Häufig, aber schwierig zu erkennen also: «Das ruft nach Massnahmen», schlussfolgert Weber. Die wohl dringendsten Forderungen: mehr Betreuungsplätze in der stationären Behandlung und kürzere Wartezeiten in der Psychiatrie. In der Schweiz bestünden jährlich über 15000 Verdachtsfälle, aber nur 60 stationäre Plätze. «Hier muss die Politik tätig werden und Forschung, Implementierung, Evaluation und Aufklärung fördern», verlangt Weber. Aber im Moment würden in der Schweiz noch nicht einmal Daten zur Erkrankung erhoben. Weber argumentiert auch finanziell: Unbehandelt könne die Erkrankung Bindungs- und Entwicklungsstörungen beim Kind nach sich ziehen, die zu behandeln die Gesellschaft dann viel mehr koste.

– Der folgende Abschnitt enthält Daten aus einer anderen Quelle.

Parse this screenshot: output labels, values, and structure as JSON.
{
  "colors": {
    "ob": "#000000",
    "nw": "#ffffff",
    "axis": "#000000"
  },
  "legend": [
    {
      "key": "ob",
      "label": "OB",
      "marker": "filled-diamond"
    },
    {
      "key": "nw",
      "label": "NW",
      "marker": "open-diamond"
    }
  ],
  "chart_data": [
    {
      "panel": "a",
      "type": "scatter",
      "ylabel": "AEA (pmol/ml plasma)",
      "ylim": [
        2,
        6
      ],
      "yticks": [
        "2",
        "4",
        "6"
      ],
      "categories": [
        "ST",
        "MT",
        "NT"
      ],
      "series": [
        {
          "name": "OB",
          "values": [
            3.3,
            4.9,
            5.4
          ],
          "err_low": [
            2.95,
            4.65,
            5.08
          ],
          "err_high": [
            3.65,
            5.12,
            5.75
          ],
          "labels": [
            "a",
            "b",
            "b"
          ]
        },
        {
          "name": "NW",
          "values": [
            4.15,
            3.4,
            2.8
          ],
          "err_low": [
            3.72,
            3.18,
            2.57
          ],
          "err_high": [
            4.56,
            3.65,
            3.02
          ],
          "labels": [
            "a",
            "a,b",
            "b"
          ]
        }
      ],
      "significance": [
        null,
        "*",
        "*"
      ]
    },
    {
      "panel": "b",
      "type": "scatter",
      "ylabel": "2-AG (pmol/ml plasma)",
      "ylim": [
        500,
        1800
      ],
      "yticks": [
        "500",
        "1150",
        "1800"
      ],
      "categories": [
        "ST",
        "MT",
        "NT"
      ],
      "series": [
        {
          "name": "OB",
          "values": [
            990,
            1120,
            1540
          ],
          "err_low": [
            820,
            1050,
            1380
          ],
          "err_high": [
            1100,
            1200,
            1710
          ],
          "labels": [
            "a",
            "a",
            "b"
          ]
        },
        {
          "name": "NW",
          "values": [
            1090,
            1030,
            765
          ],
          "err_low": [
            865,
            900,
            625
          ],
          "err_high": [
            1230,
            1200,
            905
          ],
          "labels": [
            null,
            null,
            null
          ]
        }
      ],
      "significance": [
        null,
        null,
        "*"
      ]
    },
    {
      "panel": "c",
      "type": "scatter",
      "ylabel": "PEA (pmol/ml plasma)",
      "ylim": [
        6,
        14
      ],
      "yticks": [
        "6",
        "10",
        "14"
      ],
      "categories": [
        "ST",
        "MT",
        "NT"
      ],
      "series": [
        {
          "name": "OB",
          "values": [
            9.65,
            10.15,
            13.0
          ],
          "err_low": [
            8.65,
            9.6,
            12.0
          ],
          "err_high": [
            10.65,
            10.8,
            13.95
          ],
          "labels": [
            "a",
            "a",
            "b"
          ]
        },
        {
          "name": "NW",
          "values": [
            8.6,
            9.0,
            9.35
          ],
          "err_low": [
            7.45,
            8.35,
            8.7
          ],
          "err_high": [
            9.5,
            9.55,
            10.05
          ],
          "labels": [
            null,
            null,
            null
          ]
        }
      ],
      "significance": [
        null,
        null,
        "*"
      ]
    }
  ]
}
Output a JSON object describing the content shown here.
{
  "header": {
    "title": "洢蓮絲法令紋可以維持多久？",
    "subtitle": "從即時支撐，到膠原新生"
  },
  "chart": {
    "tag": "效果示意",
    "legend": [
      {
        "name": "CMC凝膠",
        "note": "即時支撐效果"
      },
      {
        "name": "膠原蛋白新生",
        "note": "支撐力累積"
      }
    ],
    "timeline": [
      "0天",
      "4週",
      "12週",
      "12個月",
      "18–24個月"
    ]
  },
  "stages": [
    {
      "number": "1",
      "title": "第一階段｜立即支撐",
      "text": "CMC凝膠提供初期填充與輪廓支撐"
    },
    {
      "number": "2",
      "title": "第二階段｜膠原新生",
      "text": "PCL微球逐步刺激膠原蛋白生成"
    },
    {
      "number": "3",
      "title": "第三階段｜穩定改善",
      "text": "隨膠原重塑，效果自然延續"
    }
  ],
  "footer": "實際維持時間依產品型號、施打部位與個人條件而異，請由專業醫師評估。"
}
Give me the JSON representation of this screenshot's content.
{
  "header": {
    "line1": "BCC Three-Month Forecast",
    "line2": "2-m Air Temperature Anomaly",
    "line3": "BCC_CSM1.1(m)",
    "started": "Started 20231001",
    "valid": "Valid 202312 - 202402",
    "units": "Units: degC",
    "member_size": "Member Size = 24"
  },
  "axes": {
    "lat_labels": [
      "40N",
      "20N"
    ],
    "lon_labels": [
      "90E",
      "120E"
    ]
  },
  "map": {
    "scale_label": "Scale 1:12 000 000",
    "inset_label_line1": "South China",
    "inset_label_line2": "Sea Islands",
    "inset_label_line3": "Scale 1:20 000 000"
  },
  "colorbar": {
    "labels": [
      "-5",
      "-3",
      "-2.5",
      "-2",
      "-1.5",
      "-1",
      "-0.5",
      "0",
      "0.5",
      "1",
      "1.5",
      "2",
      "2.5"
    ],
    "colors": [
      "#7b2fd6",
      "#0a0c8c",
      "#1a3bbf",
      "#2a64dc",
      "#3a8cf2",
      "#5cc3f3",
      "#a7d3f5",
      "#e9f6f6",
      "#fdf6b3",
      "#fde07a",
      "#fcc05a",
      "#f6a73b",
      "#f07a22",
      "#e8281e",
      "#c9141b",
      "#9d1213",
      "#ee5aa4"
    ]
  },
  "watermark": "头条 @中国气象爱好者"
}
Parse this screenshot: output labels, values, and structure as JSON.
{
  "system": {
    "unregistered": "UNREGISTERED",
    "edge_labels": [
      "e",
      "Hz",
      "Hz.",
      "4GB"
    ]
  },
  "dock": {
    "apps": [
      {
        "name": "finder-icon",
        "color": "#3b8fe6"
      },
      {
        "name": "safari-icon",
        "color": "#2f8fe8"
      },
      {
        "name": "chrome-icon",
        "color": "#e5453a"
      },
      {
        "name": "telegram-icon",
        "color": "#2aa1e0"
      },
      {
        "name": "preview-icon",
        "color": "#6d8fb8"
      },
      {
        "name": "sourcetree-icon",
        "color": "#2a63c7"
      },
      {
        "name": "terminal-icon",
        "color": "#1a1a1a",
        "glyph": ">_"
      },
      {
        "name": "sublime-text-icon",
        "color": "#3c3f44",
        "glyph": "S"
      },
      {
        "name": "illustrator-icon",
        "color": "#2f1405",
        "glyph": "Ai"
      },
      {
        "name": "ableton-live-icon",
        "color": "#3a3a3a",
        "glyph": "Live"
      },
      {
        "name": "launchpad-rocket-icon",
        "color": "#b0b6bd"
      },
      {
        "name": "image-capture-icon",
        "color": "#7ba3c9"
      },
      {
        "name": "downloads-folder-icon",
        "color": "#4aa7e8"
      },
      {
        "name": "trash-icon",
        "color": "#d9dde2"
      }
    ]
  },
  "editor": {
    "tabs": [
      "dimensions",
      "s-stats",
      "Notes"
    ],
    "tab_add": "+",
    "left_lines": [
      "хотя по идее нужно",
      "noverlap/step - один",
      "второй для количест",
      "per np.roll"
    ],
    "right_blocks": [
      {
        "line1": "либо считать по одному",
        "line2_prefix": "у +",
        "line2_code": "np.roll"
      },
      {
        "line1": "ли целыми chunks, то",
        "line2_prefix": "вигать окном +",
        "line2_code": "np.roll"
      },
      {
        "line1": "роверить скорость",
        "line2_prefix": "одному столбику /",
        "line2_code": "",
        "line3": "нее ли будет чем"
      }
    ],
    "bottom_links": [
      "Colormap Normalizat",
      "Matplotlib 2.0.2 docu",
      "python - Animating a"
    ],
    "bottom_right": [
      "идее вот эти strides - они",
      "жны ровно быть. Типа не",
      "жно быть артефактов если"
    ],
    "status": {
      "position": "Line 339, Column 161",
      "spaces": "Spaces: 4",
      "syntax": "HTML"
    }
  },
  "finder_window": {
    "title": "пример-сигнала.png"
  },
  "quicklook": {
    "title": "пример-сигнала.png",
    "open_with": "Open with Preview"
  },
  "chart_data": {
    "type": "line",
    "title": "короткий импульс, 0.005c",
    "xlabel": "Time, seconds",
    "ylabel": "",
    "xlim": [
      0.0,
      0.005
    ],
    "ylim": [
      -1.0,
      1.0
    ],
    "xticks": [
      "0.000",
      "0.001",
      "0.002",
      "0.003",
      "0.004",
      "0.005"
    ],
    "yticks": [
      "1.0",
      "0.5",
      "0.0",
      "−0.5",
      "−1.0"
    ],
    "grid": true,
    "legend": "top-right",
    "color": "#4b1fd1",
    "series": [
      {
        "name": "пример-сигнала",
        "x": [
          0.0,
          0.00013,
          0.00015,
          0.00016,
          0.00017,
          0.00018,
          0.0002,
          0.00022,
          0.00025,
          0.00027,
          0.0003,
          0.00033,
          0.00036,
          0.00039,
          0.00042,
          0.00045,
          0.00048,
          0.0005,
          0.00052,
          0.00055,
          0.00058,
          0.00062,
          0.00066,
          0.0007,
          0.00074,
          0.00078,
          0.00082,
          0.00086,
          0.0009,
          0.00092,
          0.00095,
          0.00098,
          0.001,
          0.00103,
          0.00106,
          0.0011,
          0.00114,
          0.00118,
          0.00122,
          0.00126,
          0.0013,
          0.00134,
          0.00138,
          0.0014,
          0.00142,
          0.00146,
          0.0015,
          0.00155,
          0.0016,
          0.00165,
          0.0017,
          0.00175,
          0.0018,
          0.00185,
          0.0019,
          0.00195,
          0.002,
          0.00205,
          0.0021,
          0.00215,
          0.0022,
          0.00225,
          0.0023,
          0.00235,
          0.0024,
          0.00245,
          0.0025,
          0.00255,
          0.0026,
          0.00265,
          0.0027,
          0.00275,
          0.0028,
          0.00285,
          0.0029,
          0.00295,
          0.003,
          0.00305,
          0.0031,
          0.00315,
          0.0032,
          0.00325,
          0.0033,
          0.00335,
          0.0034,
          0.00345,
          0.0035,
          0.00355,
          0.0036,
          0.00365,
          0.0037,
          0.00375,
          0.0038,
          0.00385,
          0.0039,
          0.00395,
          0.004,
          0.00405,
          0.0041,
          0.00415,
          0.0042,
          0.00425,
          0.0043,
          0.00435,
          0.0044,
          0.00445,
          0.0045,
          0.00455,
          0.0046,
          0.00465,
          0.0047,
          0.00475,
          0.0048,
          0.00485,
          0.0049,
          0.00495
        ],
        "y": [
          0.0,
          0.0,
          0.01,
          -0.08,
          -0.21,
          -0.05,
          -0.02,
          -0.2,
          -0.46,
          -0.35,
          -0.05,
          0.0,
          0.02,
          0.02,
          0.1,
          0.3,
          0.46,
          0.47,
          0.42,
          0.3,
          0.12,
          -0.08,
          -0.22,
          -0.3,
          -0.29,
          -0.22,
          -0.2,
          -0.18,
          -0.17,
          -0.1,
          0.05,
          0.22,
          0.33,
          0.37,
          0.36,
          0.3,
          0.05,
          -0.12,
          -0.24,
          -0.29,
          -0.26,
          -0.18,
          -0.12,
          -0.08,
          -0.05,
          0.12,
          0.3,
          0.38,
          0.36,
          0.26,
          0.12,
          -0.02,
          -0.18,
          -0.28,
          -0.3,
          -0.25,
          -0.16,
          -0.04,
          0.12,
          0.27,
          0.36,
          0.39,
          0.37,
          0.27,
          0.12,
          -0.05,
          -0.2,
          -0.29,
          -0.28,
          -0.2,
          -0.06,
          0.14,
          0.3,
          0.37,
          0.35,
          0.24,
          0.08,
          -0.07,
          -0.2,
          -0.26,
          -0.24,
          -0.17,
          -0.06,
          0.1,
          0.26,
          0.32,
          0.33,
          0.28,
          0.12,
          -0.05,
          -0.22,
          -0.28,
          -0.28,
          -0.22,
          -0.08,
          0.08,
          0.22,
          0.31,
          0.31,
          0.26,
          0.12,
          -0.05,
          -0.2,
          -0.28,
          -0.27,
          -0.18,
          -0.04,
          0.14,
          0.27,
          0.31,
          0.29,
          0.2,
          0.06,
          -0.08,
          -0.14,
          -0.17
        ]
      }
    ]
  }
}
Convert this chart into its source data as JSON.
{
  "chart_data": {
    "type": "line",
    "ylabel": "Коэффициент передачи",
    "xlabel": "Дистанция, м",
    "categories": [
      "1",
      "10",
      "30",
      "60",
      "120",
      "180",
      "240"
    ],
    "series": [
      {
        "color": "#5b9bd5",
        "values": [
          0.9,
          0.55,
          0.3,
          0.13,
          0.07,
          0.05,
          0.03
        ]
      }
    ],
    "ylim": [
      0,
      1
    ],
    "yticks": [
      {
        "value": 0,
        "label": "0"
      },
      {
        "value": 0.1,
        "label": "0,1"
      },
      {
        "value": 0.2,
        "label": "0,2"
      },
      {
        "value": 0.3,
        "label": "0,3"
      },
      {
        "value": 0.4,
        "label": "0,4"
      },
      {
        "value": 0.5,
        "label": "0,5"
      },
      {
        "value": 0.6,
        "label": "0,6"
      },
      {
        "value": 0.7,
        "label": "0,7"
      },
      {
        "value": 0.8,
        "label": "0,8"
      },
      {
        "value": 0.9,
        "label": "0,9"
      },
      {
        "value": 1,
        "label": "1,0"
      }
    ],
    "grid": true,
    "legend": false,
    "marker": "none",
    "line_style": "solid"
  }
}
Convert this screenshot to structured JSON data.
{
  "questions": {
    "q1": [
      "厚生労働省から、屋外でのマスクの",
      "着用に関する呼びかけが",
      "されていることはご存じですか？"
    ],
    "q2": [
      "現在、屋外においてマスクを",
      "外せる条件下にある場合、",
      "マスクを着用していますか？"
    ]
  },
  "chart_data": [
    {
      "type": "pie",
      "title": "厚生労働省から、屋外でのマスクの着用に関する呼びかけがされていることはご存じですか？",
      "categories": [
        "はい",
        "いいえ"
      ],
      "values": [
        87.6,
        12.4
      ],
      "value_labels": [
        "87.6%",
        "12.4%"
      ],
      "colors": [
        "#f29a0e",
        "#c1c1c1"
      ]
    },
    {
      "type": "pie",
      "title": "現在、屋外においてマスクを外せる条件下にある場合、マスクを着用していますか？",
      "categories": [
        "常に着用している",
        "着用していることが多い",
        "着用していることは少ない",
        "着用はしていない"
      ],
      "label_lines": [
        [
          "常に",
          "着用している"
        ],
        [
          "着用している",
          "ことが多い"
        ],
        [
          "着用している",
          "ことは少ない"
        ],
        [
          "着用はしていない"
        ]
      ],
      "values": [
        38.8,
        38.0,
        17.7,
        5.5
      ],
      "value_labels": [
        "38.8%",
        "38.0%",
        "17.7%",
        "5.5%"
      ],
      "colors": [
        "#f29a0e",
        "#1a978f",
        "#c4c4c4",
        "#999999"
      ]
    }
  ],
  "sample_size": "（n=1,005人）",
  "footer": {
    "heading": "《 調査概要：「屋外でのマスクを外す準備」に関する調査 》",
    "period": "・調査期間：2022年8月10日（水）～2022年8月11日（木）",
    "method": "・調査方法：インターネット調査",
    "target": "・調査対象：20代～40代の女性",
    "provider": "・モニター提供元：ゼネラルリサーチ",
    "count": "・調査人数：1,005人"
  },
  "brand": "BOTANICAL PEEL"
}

Ansprechen ist allemal entlastend
Sowohl Weber wie auch Redlich gehen einig darin, dass die Erkrankung mehr Aufmerksamkeit braucht, auch bei Fachpersonen. «Nicht alle sind ideal vorbereitet», sagt Redlich. Postpartale Depression Schweiz bietet spezifische Weiterbildungen an. Daran nehmen mehrheitlich Hebammen, aber auch Gynäkologen und Elternberater teil. Redlich findet: «Fachpersonen sollen das Thema ansprechen, auch wenn sie keine Psychologen sind.» Entlastend sei das für Betroffene allemal.
Die Organisation betreibt ausserdem ein Beratungstelefon, sowohl für Betroffene, Angehörige und als Anlaufstelle auch für Fachleute. «Da sind Frauen am Apparat, die selber betroffen waren», erklärt Redlich. «Sie kennen die Situation.» Je nach Bedürfnis vermitteln sie dann weiter: an erfahrene Fachpersonen, die auch auf einer Liste auf der Webseite aufführt sind, oder an das Patennetzwerk; Menschen, die eine postpartale Depression erlebt haben, und nun anderen zur Seite stehen. Über mehr als 90 ehemalige Betroffene verfügt das Netzwerk, darunter auch wenige Männer. Für Betroffene sind die Angebote von Postpartale Depression Schweiz kostenlos.
Am wichtigsten sei es, über die Erkrankung zu sprechen, sagt Redlich aus Erfahrung. Und auch Vorsorge sei möglich, neben einem informierten Umfeld zum Beispiel auch mit Schlafinseln: sich also so zu organisieren, dass regelmässig durchgeschlafene Nächte möglich sind. Dazu sei es sinnvoll, eine zusätzliche Kinderbetreuung zu haben, «ohne schlechtes Gewissen», betont Redlich. Wer sich Hilfe holt, tut letztlich auch dem Kind etwas Gutes.